The first point is the gift of power. Unclean spirits are specified, but the subsequent verses show that miracle-working power in its other forms was included. We may call that Christ's greatest miracle. That He could, by His mere will, endow a dozen men with such power, is more, if degree come into view at all, than that He Himself should exercise it. But there is a lesson in the fact for all ages--even those in which miracles have ceased. Christ gives before He commands, and sends no man into the field without filling his basket with seed-corn. His gifts assimilate the receiver to Himself, and only in the measure in which His servants possess power which is like His own, and drawn from Him, can they proclaim His coming, or prepare hearts for it. The second step is their equipment. The special commands here given were repealed by Jesus when He gave His last commands. In their letter they apply only to that one journey, but in their spirit they are of universal and permanent obligation. The Twelve were to travel light. They might carry a staff to help them along, and wear sandals to save their feet on rough roads; but that was to be all. Food, luggage, and money, the three requisites of a traveller, were to be conspicuous by their absence.' That was repealed afterwards, and instructions given of an opposite character, because, after His ascension, the Church was to live more and more by ordinary means; but in this journey they were to learn to trust Him without means, that afterwards they might trust Him in the means. He showed them the purpose of these restrictions in the act of abrogating them. When I sent you forth without purse . . . lacked ye anything?' But the spirit remains unabrogated, and the minimum of outward provision is likeliest to call out the maximum of faith. We are more in danger from having too much baggage than from having too little. And the one indispensable requirement is that, whatever the quantity, it should hinder neither our march nor our trust in Him who alone is wealth and food.

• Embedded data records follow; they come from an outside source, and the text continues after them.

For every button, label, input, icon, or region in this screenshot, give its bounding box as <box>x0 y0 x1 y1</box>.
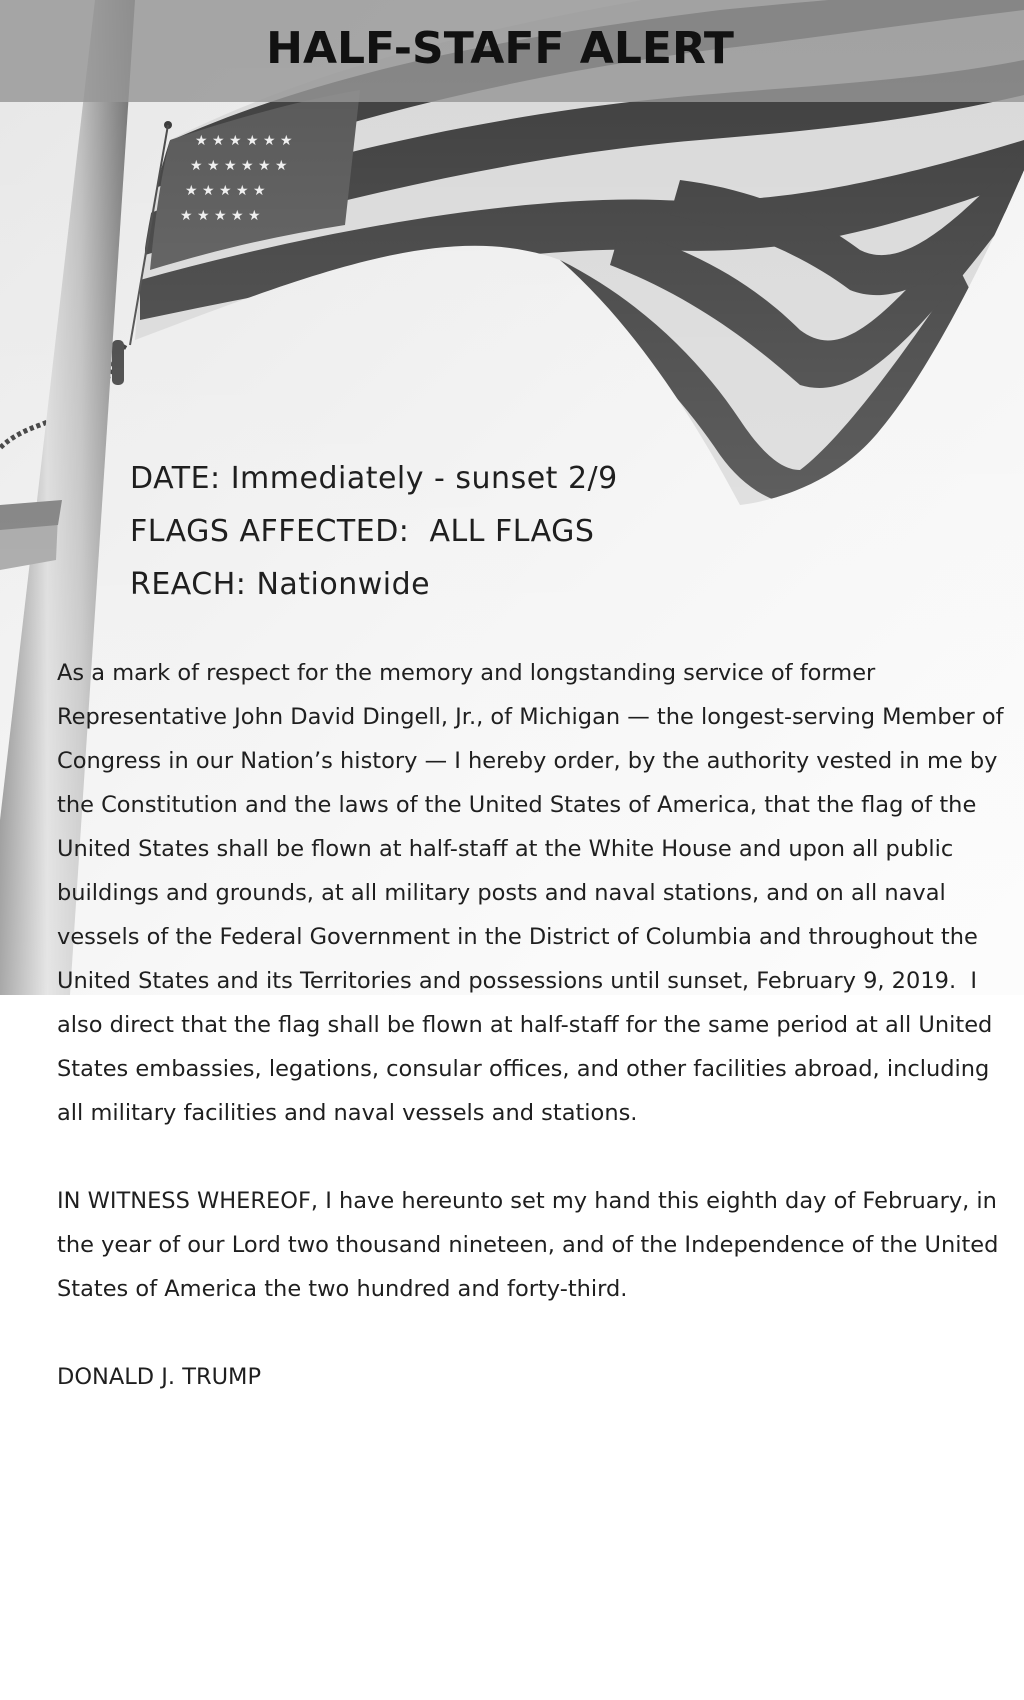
fact-flags-affected: FLAGS AFFECTED: ALL FLAGS <box>130 514 595 549</box>
witness-paragraph: IN WITNESS WHEREOF, I have hereunto set my hand this eighth day of February, in the year of our Lord two thousand nineteen, and of the Independence of the United States of America the two hundred and forty-third. <box>57 1188 1006 1302</box>
proclamation-paragraph: As a mark of respect for the memory and longstanding service of former Representative John David Dingell, Jr., of Michigan — the longest-serving Member of Congress in our Nation’s history — I hereby order, by the authority vested in me by the Constitution and the laws of the United States of America, that the flag of the United States shall be flown at half-staff at the White House and upon all public buildings and grounds, at all military posts and naval stations, and on all naval vessels of the Federal Government in the District of Columbia and throughout the United States and its Territories and possessions until sunset, February 9, 2019. I also direct that the flag shall be flown at half-staff for the same period at all United States embassies, legations, consular offices, and other facilities abroad, including all military facilities and naval vessels and stations. <box>57 660 1011 1126</box>
proclamation-text <box>57 651 1017 1399</box>
signature: DONALD J. TRUMP <box>57 1364 262 1390</box>
fact-date: DATE: Immediately - sunset 2/9 <box>130 461 618 496</box>
alert-facts <box>130 452 930 611</box>
fact-reach: REACH: Nationwide <box>130 567 431 602</box>
page-title: HALF-STAFF ALERT <box>266 23 734 74</box>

Next comes the disposition of the messengers. It is not to be self-indulgent. They are not to change quarters for the sake of greater comfort. They have not gone out to make a pleasure tour, but to preach, and so are to stay where they are welcomed, and to make the best of it. Delicate regard for kindly hospitality, if offered by ever so poor a house, and scrupulous abstinence from whatever might suggest interested motives, must mark the true servant. That rule is not out of date. If ever a herald of Christ falls under suspicion of caring more about life's comforts than about his work, good-bye to his usefulness! If ever he does so care, whether he be suspected of it or no, spiritual power will ebb from him.

The next step is the messengers' demeanour to the rejecters of their message. Shaking the dust off the sandals is an emblem of solemn renunciation of participation, and perhaps of disclaimer of responsibility. It meant certainly, We have no more to do with you,' and possibly, Your blood be on your own heads.' This journey of the Twelve was meant to be of short duration, and to cover much ground, and therefore no time was to be spent unnecessarily. Their message was brief, and as well told quickly as slowly. The whole conditions of work now are different. Sometimes, perhaps, a Christian is warranted in solemnly declaring to those who receive not his message, that he will have no more to say to them. That may do more than all his other words. But such cases are rare; and the rule that it is safest to follow is rather that of love which despairs of none, and, though often repelled, returns with pleading, and, if it have told often in vain, now tells with tears, the story of the love that never abandons the most obstinate.

Such were the prominent points of this first Christian mission. They who carry Christ's banner in the world must be possessed of power, His gift, must be lightly weighted, must care less for comfort than for service, must solemnly warn of the consequences of rejecting the message; and so they will not fail to cast out devils, and to heal many that are sick.